This project demonstrates an Enterprise Data Engineering workflow using Azure Data Factory (ADF).
It includes multiple pipelines and dataflows that handle data ingestion, transformation, and orchestration across sources like APIs, On-Premises Databases, and Azure SQL.
The architecture follows a Bronze → Silver → Gold data layering pattern, ensuring raw data is ingested, cleansed, transformed, and served for analytics.
The project follows a layered architecture (Bronze → Silver → Gold) with Azure Data Factory orchestrating the entire ETL process.
-
Data Ingestion (Bronze Layer)
- REST APIs → Azure Data Lake (Bronze)
- On-Prem SQL / Flat Files → Azure Data Lake (Bronze)
- Azure SQL Database (Incremental Loads) → Azure Data Lake (Bronze)
-
Data Transformation (Silver Layer)
- Cleansing, standardization, mapping, enrichment using ADF Mapping Dataflows
-
Data Serving (Gold Layer)
- Curated, aggregated, and analytics-ready data for reporting and dashboards
-
Orchestration
- ADF Pipelines manage ingestion and transformation workflows
Ingests data from external REST APIs into the Data Lake.

Moves on-premises SQL/flat-file data into the lake using a ForEach pattern.

Implements incremental loading with watermarks for SQL data ingestion.

Acts as the master pipeline, chaining API, On-Prem, and SQL pipelines with failure alerts.

Executes transformations and persists data into the Silver layer.

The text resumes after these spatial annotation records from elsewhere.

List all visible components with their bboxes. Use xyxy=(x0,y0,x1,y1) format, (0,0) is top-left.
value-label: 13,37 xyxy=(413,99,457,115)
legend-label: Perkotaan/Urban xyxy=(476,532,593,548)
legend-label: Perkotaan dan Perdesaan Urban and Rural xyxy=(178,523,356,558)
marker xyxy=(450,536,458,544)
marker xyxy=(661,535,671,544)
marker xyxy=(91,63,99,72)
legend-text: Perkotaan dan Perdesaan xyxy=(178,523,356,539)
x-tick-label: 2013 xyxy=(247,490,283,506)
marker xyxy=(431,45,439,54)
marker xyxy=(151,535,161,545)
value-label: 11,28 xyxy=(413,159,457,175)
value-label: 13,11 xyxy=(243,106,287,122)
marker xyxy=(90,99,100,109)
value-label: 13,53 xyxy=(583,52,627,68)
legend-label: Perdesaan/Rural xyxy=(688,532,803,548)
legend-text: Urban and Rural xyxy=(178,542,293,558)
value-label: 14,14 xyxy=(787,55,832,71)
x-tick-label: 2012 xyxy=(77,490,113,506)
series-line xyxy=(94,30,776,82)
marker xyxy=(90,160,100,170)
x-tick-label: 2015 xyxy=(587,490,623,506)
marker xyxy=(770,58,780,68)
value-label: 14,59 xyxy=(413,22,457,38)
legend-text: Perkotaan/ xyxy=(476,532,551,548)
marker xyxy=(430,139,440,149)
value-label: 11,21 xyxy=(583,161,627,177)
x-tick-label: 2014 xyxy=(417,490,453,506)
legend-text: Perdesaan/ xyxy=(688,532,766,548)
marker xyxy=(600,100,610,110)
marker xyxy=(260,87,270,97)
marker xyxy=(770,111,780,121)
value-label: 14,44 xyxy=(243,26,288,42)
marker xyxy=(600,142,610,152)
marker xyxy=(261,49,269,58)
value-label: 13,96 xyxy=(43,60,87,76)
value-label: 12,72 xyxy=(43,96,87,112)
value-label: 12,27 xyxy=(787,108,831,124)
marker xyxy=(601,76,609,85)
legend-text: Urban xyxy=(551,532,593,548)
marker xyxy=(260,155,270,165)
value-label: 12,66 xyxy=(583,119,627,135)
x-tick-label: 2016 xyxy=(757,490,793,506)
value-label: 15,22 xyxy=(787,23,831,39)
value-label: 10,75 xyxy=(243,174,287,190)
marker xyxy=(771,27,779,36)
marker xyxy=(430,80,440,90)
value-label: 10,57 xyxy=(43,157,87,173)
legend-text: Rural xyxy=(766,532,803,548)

Serves aggregated and enriched data into the Gold layer for analytics/BI consumption.

Handles column mapping, data cleansing, casting, and enrichment of multiple source datasets.

Applies business rules such as ranking, filtering, grouping, and cost calculations before loading into sinks.

- ✅ Automated data ingestion from APIs, SQL, On-Prem
- ✅ Incremental loads with watermarking
- ✅ Parameterized pipelines for reusability
- ✅ Data transformations following Bronze → Silver → Gold model
- ✅ Central orchestration with parent pipeline & alerts
├── pipelines/ # JSON pipeline definitions
├── dataflows/ # JSON dataflows
├── linkedServices/ # Linked services (with Key Vault reference)
├── datasets/ # Dataset definitions
├── images/ # Exported pipeline & dataflow diagrams
└── README.md # Project documentation
- Secrets and connection strings are managed in Azure Key Vault, not exposed in this repo.
- This project is intended for educational / portfolio showcase purposes.